Pays-Bas. Le temps partiel, toujours au cœur de la combinaison famille-emploi
Marie WIERINK

Malgré un arsenal de congés spécifiques développé, le travail à temps partiel reste au cœur de ce qu’on qualifie aux Pays-Bas de politique de combinaison famille emploi. Il s’est déployé sur tout l’éventail des qualifications, surtout chez les femmes mais pas seulement, et a marqué de son empreinte le congé parental, de même que les pratiques en matière de garde d’enfants. La crise a conduit à des atermoiements en matière de politique de garde d’enfants, défavorables à l’emploi des femmes. Le retour à meilleure fortune en matière budgétaire à partir de 2013 fait réapparaître le thème de la combinaison famille-emploi, élargie entretemps à la problématique de la dépendance et des aidants qui travaillent. Mais le modèle néerlandais a ses limites : il est peu propice à l’indépendance économique des femmes peu qualifiées, n’a guère fait progresser le partage des tâches familiales et laisse de côté les travailleurs non stables, qui représentent aujourd’hui un tiers de la main-d’œuvre.

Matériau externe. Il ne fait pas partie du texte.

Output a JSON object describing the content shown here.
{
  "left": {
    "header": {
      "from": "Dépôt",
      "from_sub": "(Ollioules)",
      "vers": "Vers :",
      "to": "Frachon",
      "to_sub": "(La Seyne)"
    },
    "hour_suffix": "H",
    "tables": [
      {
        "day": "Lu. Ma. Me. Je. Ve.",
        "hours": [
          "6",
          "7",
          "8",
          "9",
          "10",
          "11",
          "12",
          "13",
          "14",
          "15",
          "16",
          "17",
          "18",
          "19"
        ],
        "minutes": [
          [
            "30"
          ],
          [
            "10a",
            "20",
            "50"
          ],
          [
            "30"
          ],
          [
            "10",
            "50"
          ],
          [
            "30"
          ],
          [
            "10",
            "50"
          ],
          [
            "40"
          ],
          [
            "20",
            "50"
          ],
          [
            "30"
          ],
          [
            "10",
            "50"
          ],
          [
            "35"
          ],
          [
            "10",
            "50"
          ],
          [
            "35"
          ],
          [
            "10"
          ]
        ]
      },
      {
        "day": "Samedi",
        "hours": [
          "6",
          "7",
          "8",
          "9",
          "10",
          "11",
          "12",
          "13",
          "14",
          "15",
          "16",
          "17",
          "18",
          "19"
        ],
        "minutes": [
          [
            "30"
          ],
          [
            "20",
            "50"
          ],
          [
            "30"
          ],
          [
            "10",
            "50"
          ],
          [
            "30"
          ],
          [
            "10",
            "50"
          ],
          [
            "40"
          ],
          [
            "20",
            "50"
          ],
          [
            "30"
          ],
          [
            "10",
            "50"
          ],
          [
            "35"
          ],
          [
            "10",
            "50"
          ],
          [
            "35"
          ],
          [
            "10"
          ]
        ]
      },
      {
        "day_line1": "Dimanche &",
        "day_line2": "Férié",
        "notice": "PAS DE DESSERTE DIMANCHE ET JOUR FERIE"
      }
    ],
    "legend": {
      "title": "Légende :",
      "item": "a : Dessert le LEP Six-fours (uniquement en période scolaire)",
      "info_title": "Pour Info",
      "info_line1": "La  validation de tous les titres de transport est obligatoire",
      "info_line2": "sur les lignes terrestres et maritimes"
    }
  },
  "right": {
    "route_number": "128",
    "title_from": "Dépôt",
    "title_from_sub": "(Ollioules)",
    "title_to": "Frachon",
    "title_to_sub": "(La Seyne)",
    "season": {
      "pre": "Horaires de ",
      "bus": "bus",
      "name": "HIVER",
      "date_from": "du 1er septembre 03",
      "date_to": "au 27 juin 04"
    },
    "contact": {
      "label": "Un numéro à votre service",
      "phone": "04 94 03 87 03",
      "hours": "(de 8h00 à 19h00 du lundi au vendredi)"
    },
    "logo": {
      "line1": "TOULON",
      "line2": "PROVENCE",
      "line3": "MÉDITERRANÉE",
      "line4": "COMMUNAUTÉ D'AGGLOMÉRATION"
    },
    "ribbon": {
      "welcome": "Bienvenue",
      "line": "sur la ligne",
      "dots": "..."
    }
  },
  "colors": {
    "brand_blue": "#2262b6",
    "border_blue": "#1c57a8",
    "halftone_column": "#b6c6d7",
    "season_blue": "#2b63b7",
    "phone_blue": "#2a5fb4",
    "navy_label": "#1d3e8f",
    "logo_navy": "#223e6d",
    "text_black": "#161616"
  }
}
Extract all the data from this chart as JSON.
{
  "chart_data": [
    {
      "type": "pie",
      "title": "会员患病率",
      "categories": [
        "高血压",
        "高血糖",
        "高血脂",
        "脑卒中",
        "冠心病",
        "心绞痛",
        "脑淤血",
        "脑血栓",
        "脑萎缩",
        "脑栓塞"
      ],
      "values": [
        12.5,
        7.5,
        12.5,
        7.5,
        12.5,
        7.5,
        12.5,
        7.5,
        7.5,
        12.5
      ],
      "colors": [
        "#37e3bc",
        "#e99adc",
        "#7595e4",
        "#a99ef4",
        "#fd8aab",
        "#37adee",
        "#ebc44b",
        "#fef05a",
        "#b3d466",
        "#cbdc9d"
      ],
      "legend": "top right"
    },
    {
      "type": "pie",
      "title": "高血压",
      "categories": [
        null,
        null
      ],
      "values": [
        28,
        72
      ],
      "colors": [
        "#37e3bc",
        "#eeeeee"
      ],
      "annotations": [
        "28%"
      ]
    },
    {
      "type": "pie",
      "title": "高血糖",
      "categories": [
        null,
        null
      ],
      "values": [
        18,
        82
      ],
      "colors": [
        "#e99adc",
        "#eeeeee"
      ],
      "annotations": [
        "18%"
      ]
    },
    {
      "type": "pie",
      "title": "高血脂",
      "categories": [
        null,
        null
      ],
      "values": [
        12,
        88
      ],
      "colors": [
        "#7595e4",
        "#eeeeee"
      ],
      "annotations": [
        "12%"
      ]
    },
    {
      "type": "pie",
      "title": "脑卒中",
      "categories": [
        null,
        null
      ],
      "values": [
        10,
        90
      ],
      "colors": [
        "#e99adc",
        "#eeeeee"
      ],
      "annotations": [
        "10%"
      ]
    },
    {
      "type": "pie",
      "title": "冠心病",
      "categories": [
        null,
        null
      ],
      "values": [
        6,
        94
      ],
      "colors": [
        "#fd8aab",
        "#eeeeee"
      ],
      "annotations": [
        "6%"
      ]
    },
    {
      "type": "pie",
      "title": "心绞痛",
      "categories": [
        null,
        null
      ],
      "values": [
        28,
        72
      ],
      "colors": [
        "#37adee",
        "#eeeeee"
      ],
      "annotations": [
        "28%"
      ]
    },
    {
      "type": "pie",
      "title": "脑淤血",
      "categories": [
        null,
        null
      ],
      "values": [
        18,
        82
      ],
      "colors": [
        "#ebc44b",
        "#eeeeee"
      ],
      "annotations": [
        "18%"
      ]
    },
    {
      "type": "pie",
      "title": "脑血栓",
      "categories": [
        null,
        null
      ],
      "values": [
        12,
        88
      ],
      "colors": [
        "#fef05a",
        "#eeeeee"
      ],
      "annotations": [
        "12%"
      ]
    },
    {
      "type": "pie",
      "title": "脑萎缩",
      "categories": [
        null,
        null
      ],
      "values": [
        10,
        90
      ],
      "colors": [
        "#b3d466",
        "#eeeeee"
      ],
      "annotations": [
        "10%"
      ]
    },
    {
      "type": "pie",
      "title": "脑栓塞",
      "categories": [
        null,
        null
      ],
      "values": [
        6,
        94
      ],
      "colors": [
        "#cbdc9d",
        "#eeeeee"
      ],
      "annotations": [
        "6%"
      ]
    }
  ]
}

Portugal. Signes contradictoires dans le Portugal en crise
Raquel REGO et Jean-Marie PERNOT

Au Portugal, la problématique de la conciliation vie familiale-vie professionnelle a été confrontée récemment à des contradictions importantes. D’un côté, des mesures législatives et réglementaires ont été adoptées dans ce sens, de l’autre, la mise en œuvre du programme d’austérité a accentué la dégradation des conditions de vie. Dans la pratique, on constate cependant un meilleur exercice des droits, y compris ceux acquis récemment comme les congés parentaux, mis en place en 2009. Les quelques études disponibles montrent cependant que le sujet de la conciliation est encore largement considéré comme une affaire individuelle et féminine.

Suède. Une politique d’articulation vie familiale-vie professionnelle profondément ancrée, en faveur des parents et des enfants
Annie JOLIVET

Considérée comme une référence en matière d’articulation vie familiale-vie professionnelle, la politique familiale, en faveur des parents et des enfants, est très profondément installée et très consensuelle. La Suède n’a pas engagé de réforme profonde de sa politique en faveur des parents et n’a pas réduit les prestations ou les services. Les deux dispositifs mis en place en 2008, qui consistent en une allocation de garde d’enfants et une incitation à destination des parents pour qu’ils partagent le congé parental ont eu un impact très modéré : ils seront supprimés en 2016 par le gouvernement issu des élections de septembre 2014.